Aller battre une Américaine chez elle, dans un lieu au nom conjugué au mythe, et monter sur tous les trônes. Pour marquer à jamais l'histoire du sport français. Elhem Mekhaled a l'éternité au bout de ses gants. Dans la nuit de samedi à dimanche, au Theater (la petite salle, 5000 places) du Madison Square Garden de New York, la boxeuse française affronte sur dix rounds Alycia Baumgardner, championne du monde WBC-IBF-WBO des super-plumes. Vacante, la ceinture WBA a été ajoutée au menu. Les quatre titres des quatre organisations majeures de la discipline.

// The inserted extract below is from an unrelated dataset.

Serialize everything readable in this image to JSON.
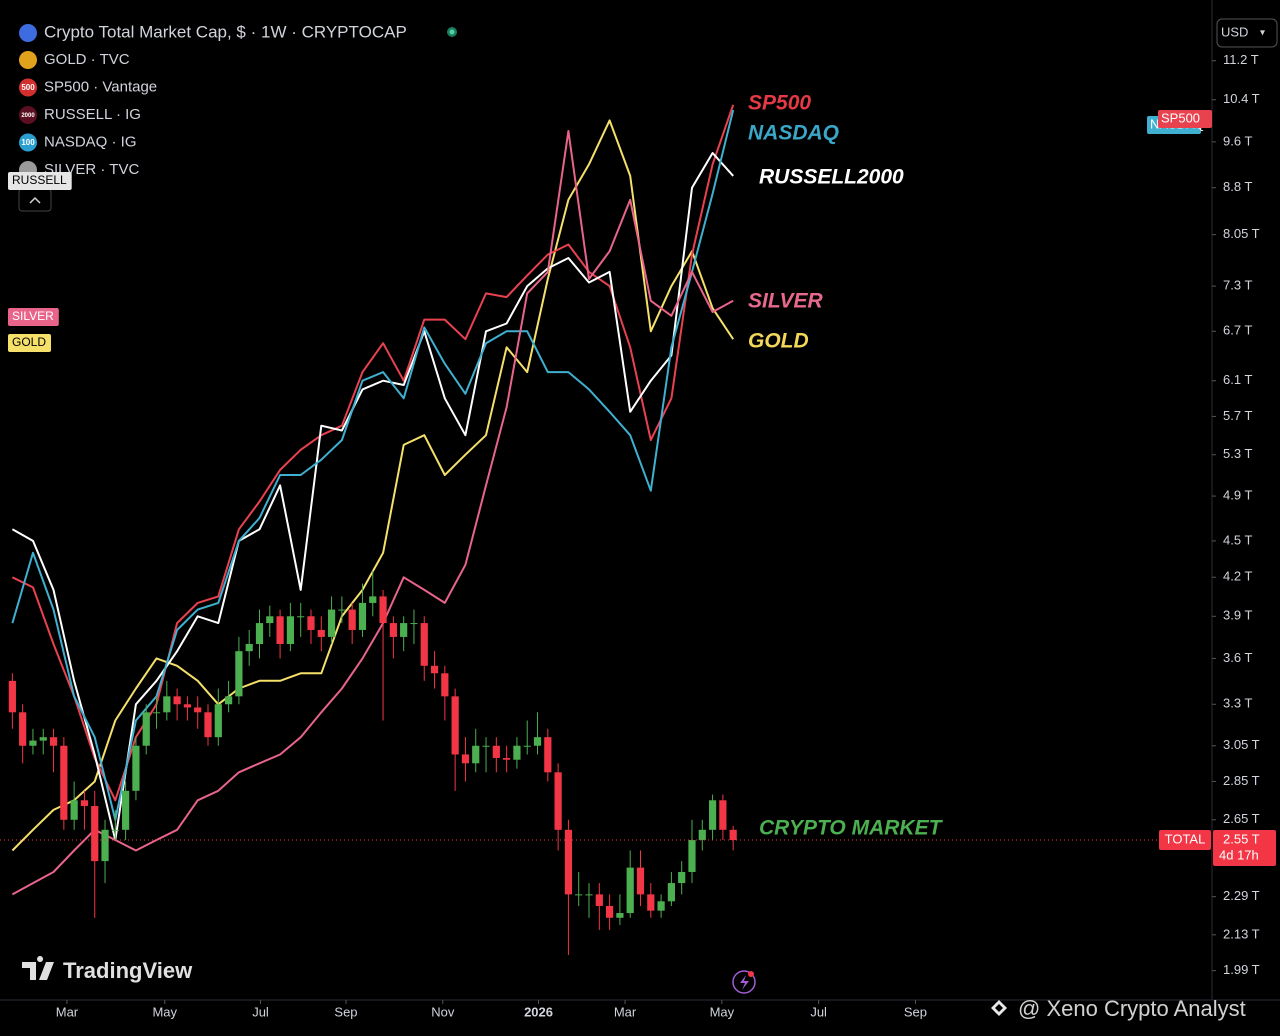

Ce qu'on appelle être champion(ne) incontesté(e).
Jamais un représentant tricolore, tous sexes confondus, n'a atteint ce statut depuis le début de l'ère aux quatre ceintures reconnues pour l'obtenir en 2007-2008. Personne n'a même jamais été proche de cet exploit réservé à l'élite avec seulement neuf hommes et six femmes l'ayant accompli dans l'histoire. Depuis le début du siècle, seul Jean-Marc Mormeck a combattu pour une couronne incontestée, en janvier 2006, alors toujours l'ère à trois ceintures (WBC-WBA-IBF), contre le Jamaïcain O'Neil Bell au... Madison Square Garden (la grande salle). Le Français, champion unifié WBA-WBC avant ce choc, avait été mis KO dans ce combat pour les trois titres des lourds-légers.
Un saut dans le passé
Pour retrouver trace d'un champion du monde incontesté tricolore, il faut remonter très loin. Pour une courte liste. Georges Carpentier chez les mi-lourds en 1921, André Routis en 1928 chez les plumes, Marcel Cerdan en 1948 chez les moyens, Robert Cohen et Alphonse Alimi chez les coqs en 1954 et 1957. Un autre temps, où le titre incontesté était unique et attribué par les organisations NYSAC-NBA. Une victoire de Mekhaled mériterait bien le label historique, pour la boxe tricolore et plus globalement pour le sport français. Une chance que la boxeuse de la périphérie lyonnaise a su attendre avec patience.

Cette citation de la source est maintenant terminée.